See also: The 5 phases of big data projects
The exact mix of skills on a DataOps team is not a rigidly defined formula: it will vary with the nature of the application being developed and with practical consideration of the human resources available. In addition, the balance of roles will evolve across the life cycle of the application. In planning and development, the mix tends to be richer in data-heavy roles than will be the case in production. Typically, the peak level of data scientists likely occurs at the start, as they identify potential value in data and design the application that will be able to take advantage of that value. Data engineers come into the mix as development starts, when their skills are needed to make data available and to help run applications in the appropriate environment. This need for data engineering continues into production, but the number of data scientist typically goes down as the operations experts get more heavily involved.
Technologies That Support a DataOps Style
The agility and flexibility afforded by DataOps relies on a degree of independence for the team, but it also depends on having access to various utilities such as computers, networking and other services as well as having a way for different services to communicate effectively. Providing these basic capabilities becomes the new mission for IT teams. Technologies such as the data platform, containers and an orchestration layer (most often Kubernetes) all play a role in providing a common system that makes DataOps possible.
This design is a bit of a contrast with older systems in which the IT team took on responsibility for managing and maintaining very complex applications. In the new style, IT is responsible for providing very uniform resources for compute and state storage. The key to success is to have both a container orchestrator as well as a data platform that allow large degrees of multi-tenancy so that management burdens can be decreased and the agility of DataOps teams becomes practical to achieve.
With the right capabilities, infrastructure such as the data platform can provide a comprehensive view of data and access by multiple teams. Some of the logistics can be handled at the platform level, easing the job of the data engineer who might otherwise have to build all this in the application. Similarly using a data platform makes a big difference to operations, in terms of performance, ease of monitoring and reliability.
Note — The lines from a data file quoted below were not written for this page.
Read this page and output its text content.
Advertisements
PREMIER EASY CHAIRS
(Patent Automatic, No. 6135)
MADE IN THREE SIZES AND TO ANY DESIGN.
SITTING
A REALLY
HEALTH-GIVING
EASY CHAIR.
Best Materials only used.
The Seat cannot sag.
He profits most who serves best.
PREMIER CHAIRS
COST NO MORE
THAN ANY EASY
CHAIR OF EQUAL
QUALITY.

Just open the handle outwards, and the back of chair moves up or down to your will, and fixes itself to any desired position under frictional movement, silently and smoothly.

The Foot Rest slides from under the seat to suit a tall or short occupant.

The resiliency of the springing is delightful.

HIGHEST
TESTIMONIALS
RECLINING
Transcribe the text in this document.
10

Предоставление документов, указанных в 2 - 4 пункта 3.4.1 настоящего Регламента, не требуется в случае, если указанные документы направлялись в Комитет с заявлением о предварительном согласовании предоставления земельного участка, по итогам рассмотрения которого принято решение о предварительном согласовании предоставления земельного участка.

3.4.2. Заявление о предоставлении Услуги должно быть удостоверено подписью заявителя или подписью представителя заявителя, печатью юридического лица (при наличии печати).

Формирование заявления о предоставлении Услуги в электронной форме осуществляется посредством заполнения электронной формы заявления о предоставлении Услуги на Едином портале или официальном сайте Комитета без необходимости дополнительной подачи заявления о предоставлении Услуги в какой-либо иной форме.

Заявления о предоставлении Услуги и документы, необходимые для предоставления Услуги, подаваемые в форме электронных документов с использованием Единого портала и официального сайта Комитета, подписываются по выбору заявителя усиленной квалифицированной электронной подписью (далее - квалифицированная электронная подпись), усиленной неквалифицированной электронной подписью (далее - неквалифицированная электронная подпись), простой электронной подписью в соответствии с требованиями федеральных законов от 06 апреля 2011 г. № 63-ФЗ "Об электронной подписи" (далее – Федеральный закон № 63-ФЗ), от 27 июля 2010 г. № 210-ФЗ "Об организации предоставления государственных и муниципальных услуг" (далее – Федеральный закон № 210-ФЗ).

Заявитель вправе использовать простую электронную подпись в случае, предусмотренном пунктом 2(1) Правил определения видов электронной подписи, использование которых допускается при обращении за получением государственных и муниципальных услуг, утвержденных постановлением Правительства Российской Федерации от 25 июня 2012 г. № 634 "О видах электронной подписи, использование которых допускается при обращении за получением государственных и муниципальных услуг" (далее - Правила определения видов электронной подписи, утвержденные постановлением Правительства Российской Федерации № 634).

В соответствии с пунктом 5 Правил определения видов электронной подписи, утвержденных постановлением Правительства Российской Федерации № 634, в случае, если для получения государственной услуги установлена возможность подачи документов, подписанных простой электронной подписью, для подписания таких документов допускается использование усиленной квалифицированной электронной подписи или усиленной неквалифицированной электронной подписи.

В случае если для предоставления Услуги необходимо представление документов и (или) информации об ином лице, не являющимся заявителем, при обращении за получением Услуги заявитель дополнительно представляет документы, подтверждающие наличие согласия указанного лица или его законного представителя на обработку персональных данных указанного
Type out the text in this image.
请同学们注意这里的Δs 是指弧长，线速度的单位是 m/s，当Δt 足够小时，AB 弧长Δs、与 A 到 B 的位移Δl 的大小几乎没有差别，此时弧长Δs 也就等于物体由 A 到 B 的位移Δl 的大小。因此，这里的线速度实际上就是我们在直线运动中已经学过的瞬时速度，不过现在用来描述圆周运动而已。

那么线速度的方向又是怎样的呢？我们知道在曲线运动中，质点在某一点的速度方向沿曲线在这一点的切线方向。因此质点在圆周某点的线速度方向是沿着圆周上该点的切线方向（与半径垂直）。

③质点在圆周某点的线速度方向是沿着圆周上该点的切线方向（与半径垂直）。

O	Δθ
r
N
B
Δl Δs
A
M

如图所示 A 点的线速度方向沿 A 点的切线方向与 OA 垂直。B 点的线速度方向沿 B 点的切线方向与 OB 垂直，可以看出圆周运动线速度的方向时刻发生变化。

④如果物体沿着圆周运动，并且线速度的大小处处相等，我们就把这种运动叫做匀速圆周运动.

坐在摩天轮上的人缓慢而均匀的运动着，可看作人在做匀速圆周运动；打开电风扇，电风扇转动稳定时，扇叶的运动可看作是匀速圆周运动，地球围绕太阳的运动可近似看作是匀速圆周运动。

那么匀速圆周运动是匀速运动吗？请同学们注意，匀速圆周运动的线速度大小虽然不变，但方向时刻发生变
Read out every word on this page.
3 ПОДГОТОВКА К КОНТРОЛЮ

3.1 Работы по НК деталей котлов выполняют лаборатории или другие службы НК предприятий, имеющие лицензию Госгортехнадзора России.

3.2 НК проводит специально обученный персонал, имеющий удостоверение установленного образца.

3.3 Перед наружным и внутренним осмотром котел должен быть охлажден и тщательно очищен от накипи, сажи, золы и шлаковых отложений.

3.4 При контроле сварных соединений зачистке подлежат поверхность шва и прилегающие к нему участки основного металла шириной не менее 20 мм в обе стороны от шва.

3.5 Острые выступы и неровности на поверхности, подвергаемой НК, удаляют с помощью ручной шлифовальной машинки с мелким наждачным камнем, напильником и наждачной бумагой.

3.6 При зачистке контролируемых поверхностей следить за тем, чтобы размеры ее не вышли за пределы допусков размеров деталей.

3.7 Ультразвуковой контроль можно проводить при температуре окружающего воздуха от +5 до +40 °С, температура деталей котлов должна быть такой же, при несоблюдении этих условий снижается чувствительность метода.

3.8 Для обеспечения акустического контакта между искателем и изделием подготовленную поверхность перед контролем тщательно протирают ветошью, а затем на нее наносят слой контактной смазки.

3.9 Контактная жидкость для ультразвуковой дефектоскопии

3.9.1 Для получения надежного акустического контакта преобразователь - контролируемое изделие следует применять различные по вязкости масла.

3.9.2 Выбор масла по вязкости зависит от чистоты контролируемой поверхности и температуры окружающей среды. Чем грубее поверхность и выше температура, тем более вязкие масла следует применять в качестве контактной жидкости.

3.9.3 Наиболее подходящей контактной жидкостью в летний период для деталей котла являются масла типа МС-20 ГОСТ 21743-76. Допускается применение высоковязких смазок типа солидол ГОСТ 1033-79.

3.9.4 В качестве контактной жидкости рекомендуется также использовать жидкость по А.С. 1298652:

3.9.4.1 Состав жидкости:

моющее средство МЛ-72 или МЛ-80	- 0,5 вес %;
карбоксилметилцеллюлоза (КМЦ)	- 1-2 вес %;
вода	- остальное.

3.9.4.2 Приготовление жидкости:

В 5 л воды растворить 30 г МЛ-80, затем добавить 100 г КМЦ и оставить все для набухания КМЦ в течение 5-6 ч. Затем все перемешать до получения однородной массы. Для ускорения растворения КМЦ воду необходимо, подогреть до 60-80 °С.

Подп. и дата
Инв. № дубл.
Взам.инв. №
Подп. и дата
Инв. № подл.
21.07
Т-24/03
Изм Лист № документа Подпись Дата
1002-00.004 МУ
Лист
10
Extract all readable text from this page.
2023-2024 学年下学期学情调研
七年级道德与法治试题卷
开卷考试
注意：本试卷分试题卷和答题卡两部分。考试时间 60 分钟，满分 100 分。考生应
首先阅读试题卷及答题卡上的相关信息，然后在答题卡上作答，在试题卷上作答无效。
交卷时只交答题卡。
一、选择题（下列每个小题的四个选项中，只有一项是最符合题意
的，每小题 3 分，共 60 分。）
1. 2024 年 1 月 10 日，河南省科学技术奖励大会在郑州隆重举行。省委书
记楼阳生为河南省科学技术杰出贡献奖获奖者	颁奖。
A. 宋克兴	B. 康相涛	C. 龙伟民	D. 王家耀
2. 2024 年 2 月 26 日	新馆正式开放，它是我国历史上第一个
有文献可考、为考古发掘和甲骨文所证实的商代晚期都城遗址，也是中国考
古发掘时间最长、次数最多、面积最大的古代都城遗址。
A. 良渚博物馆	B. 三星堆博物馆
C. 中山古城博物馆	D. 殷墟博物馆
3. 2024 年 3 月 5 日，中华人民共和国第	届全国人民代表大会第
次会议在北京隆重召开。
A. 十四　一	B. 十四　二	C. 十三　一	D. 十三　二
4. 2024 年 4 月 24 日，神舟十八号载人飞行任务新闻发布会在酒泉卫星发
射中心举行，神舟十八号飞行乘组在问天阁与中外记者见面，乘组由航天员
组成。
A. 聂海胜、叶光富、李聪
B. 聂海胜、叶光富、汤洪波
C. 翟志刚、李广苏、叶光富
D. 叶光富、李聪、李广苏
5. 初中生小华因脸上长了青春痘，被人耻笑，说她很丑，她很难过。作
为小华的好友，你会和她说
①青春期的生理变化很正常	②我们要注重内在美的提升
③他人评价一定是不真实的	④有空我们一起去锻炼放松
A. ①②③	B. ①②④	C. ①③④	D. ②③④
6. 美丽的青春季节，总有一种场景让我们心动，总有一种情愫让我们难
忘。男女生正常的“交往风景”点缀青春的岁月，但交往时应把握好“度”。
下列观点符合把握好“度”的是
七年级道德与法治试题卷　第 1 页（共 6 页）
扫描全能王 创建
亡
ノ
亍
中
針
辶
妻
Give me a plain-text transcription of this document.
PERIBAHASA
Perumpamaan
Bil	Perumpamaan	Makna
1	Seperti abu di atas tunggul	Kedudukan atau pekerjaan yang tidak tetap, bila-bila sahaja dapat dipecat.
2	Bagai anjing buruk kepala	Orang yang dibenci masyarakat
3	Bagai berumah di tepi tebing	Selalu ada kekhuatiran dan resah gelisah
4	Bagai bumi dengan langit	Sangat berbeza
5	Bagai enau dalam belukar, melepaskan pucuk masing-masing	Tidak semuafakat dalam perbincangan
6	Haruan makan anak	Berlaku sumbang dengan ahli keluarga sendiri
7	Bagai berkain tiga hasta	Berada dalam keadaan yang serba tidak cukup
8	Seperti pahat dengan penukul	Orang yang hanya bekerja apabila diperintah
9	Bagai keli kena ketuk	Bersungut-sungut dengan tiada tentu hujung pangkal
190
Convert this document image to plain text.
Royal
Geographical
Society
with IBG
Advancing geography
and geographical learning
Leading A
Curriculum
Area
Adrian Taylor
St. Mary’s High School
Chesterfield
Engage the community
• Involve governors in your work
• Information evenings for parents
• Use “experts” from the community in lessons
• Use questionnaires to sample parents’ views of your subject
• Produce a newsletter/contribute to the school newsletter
DataOps in Machine Learning
The special case of machine learning and AI applications emphasizes the usefulness of a DataOps organization. Increasingly, people are realizing that a large part of what matters for successful machine learning goes far beyond the algorithm – logistics such as well-managed models and input or training data are essential for machine learning to have a practical impact. It’s not surprising that data engineers, for instance, are beginning to be seen as being just as important to a machine learning team as are the data scientists. DataOps makes it more likely for machine learning applications– like other data-intensive applications – to be successful in production.